Saturday, May 19, 2012

Freedom Rides Museum - Road to Equality

Yesterday, I stood on hallowed ground . . . the old Greyhound station in Montgomery, Alabama which is now a museum dedicated to the Freedom Riders.

I am one of five Alabama artists selected to participate in the Freedom Rides Museum exhibition: "ROAD TO EQUALITY - The 1961 Freedom Rides." The exhibit will be on view for one year and is an exhibition of art inspired by the Freedom Rides. The museum is located in the historic Greyhound Bus Station located at 210 South Court Street (corner of Court Street and Adams Avenue).

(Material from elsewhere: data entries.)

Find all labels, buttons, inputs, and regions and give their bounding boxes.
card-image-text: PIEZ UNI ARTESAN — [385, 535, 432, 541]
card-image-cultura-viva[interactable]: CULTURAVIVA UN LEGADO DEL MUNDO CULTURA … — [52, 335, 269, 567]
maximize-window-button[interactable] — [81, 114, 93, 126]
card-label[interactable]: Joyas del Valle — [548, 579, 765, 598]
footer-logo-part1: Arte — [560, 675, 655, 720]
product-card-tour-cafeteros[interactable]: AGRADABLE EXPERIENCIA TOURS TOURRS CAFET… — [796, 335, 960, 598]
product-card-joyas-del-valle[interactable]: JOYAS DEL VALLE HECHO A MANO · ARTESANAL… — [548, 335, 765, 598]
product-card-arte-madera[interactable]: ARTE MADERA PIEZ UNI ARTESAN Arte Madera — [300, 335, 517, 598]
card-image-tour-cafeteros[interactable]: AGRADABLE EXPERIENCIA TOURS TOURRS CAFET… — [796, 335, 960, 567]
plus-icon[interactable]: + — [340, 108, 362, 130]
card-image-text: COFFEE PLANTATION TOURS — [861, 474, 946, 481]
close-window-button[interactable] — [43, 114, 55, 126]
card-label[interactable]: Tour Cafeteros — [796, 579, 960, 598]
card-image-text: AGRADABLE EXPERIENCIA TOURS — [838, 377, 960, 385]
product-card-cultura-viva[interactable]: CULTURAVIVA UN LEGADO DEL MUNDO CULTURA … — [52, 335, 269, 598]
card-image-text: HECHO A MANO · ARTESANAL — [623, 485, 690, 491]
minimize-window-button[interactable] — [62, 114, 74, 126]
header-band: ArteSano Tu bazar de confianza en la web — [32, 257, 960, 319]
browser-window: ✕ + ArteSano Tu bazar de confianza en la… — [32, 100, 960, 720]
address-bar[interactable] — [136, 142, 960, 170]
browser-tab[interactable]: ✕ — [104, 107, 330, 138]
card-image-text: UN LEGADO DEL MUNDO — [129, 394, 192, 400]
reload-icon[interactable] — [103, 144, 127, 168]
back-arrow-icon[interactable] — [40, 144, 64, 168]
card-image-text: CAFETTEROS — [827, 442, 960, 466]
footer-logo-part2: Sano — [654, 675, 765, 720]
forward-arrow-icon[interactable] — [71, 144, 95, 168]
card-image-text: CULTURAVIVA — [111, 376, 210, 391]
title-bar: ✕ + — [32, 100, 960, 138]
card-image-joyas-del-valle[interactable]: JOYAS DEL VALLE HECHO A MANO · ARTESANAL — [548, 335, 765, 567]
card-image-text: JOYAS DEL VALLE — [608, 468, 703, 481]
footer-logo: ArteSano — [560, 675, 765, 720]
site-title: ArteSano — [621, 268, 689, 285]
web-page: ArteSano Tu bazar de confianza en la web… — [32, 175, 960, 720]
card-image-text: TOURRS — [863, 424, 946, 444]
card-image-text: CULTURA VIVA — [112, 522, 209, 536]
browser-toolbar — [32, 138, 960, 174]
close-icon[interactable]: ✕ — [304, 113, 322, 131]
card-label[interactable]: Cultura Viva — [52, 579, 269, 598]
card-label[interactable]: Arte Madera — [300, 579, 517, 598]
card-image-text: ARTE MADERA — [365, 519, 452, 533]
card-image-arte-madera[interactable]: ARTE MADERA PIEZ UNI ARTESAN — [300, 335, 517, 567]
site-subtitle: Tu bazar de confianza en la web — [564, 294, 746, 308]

You can read the history about the Freedom Riders here. Fifteen years ago, I was employed with Black Belt Press, a small publishing house. The building where I worked, the Moore Building was and still remains located directly across the street from the bus station. At that time, the bus station had been long abandoned and was boarded up. I thought that it was just another old structure that would be demolished in short order. Little did I know that it was the historic bus station where civil rights activists, who rode interstate buses in defiance of Jim Crow laws which forbade segregated seating on public transportation, were met by a white mob and were beaten with baseball bats and iron pipes while local police stood by. The rest is history.

I met a few of the Freedom Riders who attended
the exhibition opening. It was a very humbling experience to talk with individuals who had put their lives on the line . . . for me.

The other artists participating in this exhibition are giants in their respective disciplines.
From left to right: Darius Hill, Joe Minter, Debra Riffe, Charlie "Tin Man" Lucas and Amos Paul Kennedy, Jr.